[SIGCIS-Members] Origins of "clean" code

thomas.haigh at gmail.com thomas.haigh at gmail.com
Fri Sep 3 15:55:32 PDT 2021

Hello Azhar,

It's an interesting question. I don't have any definite pointers for you, but here are some ideas.

First, you could look in the ACM or IEEE digital libraries with date filters set for early uses of the word "clean" or the phrase "clean code" or several variants in it. Second, you could search Google books for the phrase "clean code." In some cases the Oxford English Dictionary is useful, but this is not a distinct new sense of the word "clean" so there is no entry. 

Second, you could dig into the metaphor. Phrases like this often start out as explicitly metaphorical, like computer memory, and become naturalized. What did it originally mean for code to be "clean". In early use, what was the opposite of "clean." Did people talk of "dirty code"? "Messy code?" Somehow "messy" or "tangled" seem more appropriate than "dirty" which is the usual antonym of clean. "Clean" and "dirty" are used together in respect of caching techniques, but that is not quite the same sense.

Dijkstra does seem to have been fond of the word "clean." One of the earliest hits in my own database of sources and notes was EWD 32 on "advanced programming," which includes both "the clean and systematic structure of the translator" and "the clean and systematic structure of the machine itself."  https://www.cs.utexas.edu/users/EWD/transcriptions/EWD00xx/EWD32.html So it seems plausible that the metaphor comes, or was at least popularized, out of the structured programming movement of the early 1970s. In this case Dijkstra was explicitly equating the design of programs with the design of machines.

In light of the connection of cleanliness with structure and elegant mechanisms, you might also consider the historic association of cleanliness and efficiency with systematization. One of my dissertation advisors, Mauro Guillen, wrote a book _The Taylorized Beauty of the Mechanical: Scientific Management and the Rise of Modernist Architecture_ that made an interesting case for Taylorism as a kind of aesthetic preference that had a lot in common with minimalism. And of course Taylorism was just one of many managerial movements based around systematization. More generally, say, management reformers called for the adoption of desks with no drawers or built-in compartments so that papers could not accumulate.

The place where "dirty code" does seem to be used is in a special context, as "quick and dirty code" which is a more general formulation used in many design areas. But here too, it seems to go with the assumption that "clean" code is well structured and elegant.

Best wishes,


-----Original Message-----
From: Members <members-bounces at lists.sigcis.org> On Behalf Of Azhar Desai
Sent: Friday, September 3, 2021 2:19 PM
To: members at sigcis.org
Subject: [SIGCIS-Members] Origins of "clean" code


I'm a software engineer,  who reads & relies some of your work, to help make sense of working in the astonishingly ahistorical tech sector - so thank you!

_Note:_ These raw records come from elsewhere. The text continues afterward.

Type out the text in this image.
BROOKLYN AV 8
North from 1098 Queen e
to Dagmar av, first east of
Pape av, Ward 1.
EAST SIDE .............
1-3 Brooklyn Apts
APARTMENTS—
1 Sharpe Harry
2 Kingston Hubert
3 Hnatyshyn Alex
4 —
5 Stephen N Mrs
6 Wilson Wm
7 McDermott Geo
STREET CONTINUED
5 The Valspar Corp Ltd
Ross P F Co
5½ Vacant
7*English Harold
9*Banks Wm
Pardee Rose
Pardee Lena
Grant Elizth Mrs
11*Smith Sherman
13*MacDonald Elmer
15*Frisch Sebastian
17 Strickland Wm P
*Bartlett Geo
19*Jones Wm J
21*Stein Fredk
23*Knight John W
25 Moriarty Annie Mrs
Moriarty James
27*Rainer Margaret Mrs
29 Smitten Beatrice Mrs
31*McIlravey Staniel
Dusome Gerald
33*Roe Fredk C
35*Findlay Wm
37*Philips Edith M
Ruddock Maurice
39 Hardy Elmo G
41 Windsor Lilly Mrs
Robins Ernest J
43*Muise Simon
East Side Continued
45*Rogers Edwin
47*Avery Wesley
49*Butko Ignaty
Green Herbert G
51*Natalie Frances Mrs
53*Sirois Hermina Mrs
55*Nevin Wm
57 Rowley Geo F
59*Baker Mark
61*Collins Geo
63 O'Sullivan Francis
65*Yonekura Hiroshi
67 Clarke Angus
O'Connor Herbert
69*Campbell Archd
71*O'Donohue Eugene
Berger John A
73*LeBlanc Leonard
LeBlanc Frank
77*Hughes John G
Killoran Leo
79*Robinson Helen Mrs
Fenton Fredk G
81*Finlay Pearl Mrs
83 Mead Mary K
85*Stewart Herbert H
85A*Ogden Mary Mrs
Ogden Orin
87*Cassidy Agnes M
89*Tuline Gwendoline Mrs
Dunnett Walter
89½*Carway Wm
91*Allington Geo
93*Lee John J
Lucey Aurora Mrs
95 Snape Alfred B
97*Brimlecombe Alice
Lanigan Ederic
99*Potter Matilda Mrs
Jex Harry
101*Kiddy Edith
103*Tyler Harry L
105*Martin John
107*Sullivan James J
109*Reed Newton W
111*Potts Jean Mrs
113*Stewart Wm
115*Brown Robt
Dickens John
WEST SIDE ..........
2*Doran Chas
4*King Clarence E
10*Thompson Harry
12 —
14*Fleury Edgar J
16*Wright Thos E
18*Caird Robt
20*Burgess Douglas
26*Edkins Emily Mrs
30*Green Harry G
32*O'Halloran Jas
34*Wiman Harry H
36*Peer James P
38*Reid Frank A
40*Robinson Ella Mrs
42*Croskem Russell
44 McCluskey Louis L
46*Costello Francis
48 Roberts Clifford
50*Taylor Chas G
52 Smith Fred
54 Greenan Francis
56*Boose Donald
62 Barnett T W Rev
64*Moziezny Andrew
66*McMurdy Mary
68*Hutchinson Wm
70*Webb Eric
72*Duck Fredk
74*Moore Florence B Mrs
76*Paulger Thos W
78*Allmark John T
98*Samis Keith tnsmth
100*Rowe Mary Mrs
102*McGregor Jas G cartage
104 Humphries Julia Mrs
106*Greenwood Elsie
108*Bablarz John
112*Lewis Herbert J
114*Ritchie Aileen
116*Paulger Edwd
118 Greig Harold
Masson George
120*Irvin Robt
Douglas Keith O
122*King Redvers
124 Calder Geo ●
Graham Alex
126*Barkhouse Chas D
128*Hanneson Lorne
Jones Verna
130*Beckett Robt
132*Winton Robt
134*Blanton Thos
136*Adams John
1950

I'm interested in the origins of the word "clean" in software design. In conversations about software, people might often prefer some code over another, arguing that it's "cleaner". An example from a 2020 paper on the implementation of a VPN in Linux:

> While the Linux kernel’s crypto API has a large collection of primitives... ultimately, using raw primitives with direct, non-abstracted APIs proved to be far cleaner [1] 

The most famous example is the eponymously titled book "Clean Code" (2008) which proposes snippets of code that are ostensibly always preferred.

Does anyone know where I might find out how the word "clean" came to be used like this in software? My reasons for asking are somewhat impure: I'm trying to discourage this not very meaningful word in favour of more precise language.

One of the earliest uses I've seen of "clean" is in one of Djikstra's notes from 1974 [2] on a design for arrays in response to how ALGOL 60 had it. [2] But I have no idea if it was in common use then, or had always been in the development of programming languages at least. I'd love to hear any thoughts.